Vão-se embora
Ultimamente tenho-me sentido presa. Pior...sinto-me a regredir. A voltar à pessoa que era há um ano atrás, mais ou menos por esta altura. Acho que isto tem a haver com o facto de passar a maior parte dos meus dias em casa, a mudar da cama para a secretária e a levar os livros comigo para estudar. Sinto que não sou eu, esta pessoa morta que se resigna a passear pela casa para não ter de explodir a qualquer momento.
Essa pessoa é o meu pai; não eu. Não... eu sou a rapariga que se deita cedo para na manhã seguinte levantar cedo também e ir correr. Sou a rapariga que canta pela casa fora, que dança sem medo de que alguém a esteja a ver. Sou a rapariga que não pensa no que não tem para fazer amanhã porque não se importa. Sou a rapariga que não acorda com um aperto no coração todas as manhãs e se deita com um ainda maior.
Eu sou essa rapariga. Ou era...ultimamente não tenho sido essa rapariga. Tenho sido uma versão mais apagada dela.
Deito-me tarde porque o sono não quer nada comigo; levanto-me tarde de mais para ir correr e depois perco a vontade, por isso, a única corrida que faço é a do meu quarto para a casa de banho. Já não canto pela casa fora e dançar muito menos. Passo os dias em casa, fechada, a desejar não estragar a minha vida. A desejar que o dia 11 de Julho me diga: acabou. Agora podes fazer o que quiseres.
A desejar não sucumbir aos erros do passado.
Agora, ultimamente, tenho sido essa rapariga. E dou por mim com pena de mim própria. Se há coisa que me chateia é quando vejo as pessoas a olhar para mim com pena. E agora, eu própria me olho assim quando contemplo o espelho.
E eu continuo a dizer, para mim e para as paredes lavanda desta minha torre, que isto tudo vai acabar no dia 26 de Junho às cinco da tarde.

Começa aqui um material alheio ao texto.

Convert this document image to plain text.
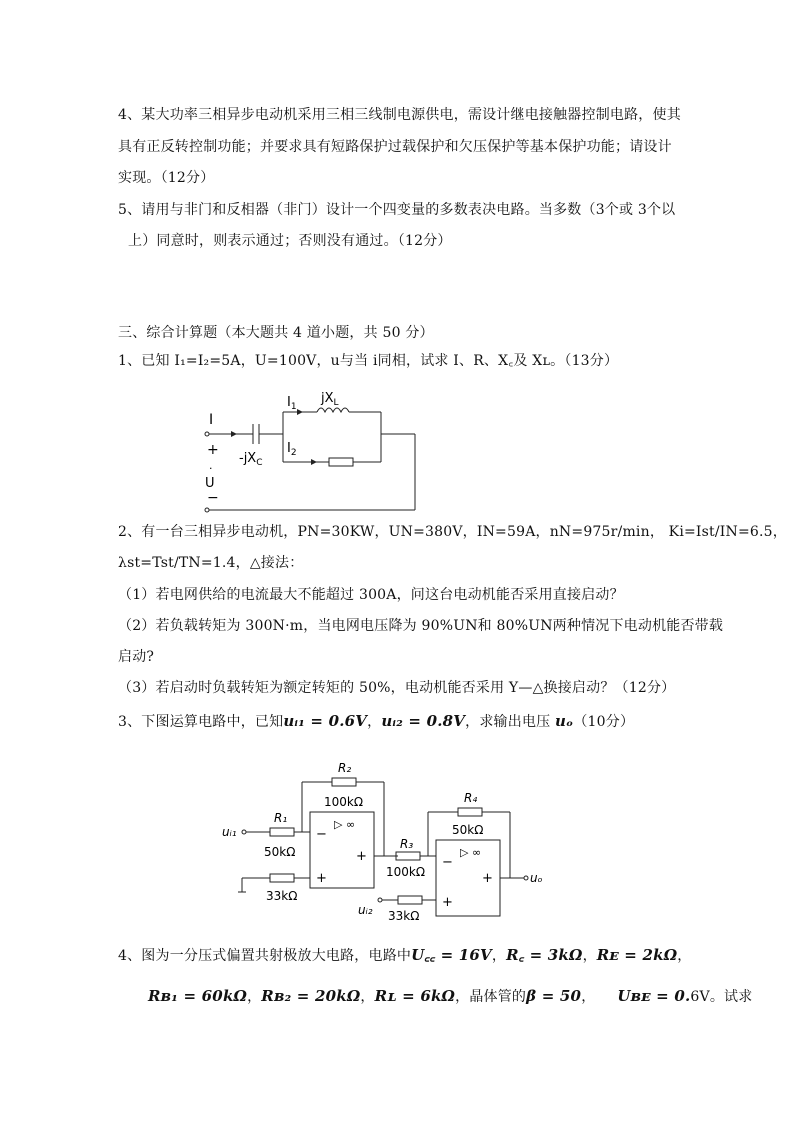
4、某大功率三相异步电动机采用三相三线制电源供电，需设计继电接触器控制电路，使其
具有正反转控制功能；并要求具有短路保护过载保护和欠压保护等基本保护功能；请设计
实现。（12分）
5、请用与非门和反相器（非门）设计一个四变量的多数表决电路。当多数（3个或 3个以
上）同意时，则表示通过；否则没有通过。（12分）
三、综合计算题（本大题共 4 道小题，共 50 分）
1、已知 I₁=I₂=5A，U=100V，u与当 i同相，试求 I、R、X꜀及 Xʟ。（13分）
I
+
·
U
−
$I_1$
$I_2$
$jX_L$
$-jX_C$
2、有一台三相异步电动机，PN=30KW，UN=380V，IN=59A，nN=975r/min， Ki=Ist/IN=6.5，
λst=Tst/TN=1.4，△接法：
（1）若电网供给的电流最大不能超过 300A，问这台电动机能否采用直接启动？
（2）若负载转矩为 300N·m，当电网电压降为 90%UN和 80%UN两种情况下电动机能否带载
启动?
（3）若启动时负载转矩为额定转矩的 50%，电动机能否采用 Y—△换接启动？（12分）
3、下图运算电路中，已知uᵢ₁ = 0.6V，uᵢ₂ = 0.8V，求输出电压 uₒ（10分）
R₂
100kΩ
R₁
50kΩ
uᵢ₁
33kΩ
▷ ∞
−
+
+
R₃
100kΩ
R₄
50kΩ
▷ ∞
−
+
+	uₒ
uᵢ₂ 33kΩ
4、图为一分压式偏置共射极放大电路，电路中U꜀꜀ = 16V，R꜀ = 3kΩ，Rᴇ = 2kΩ，
Rʙ₁ = 60kΩ，Rʙ₂ = 20kΩ，Rʟ = 6kΩ，晶体管的β = 50， Uʙᴇ = 0.6V。试求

E depois, o meu pior fantasma; o maior de todos surge, a sua voz não mais um sussurro, gritando ao meu ouvido:
"E se não acabar? E se esta é mesmo a pessoa que tu és na realidade? Talvez devesses desistir mesmo antes de tentar."
Vai-te embora voz de merda. Vai-te embora sensação de sufoco. Vai-te embora medo.
Vocês são veneno e aos poucos estão a matar a rapariga que sou.
Vão-se embora para que eu não tenha de ir.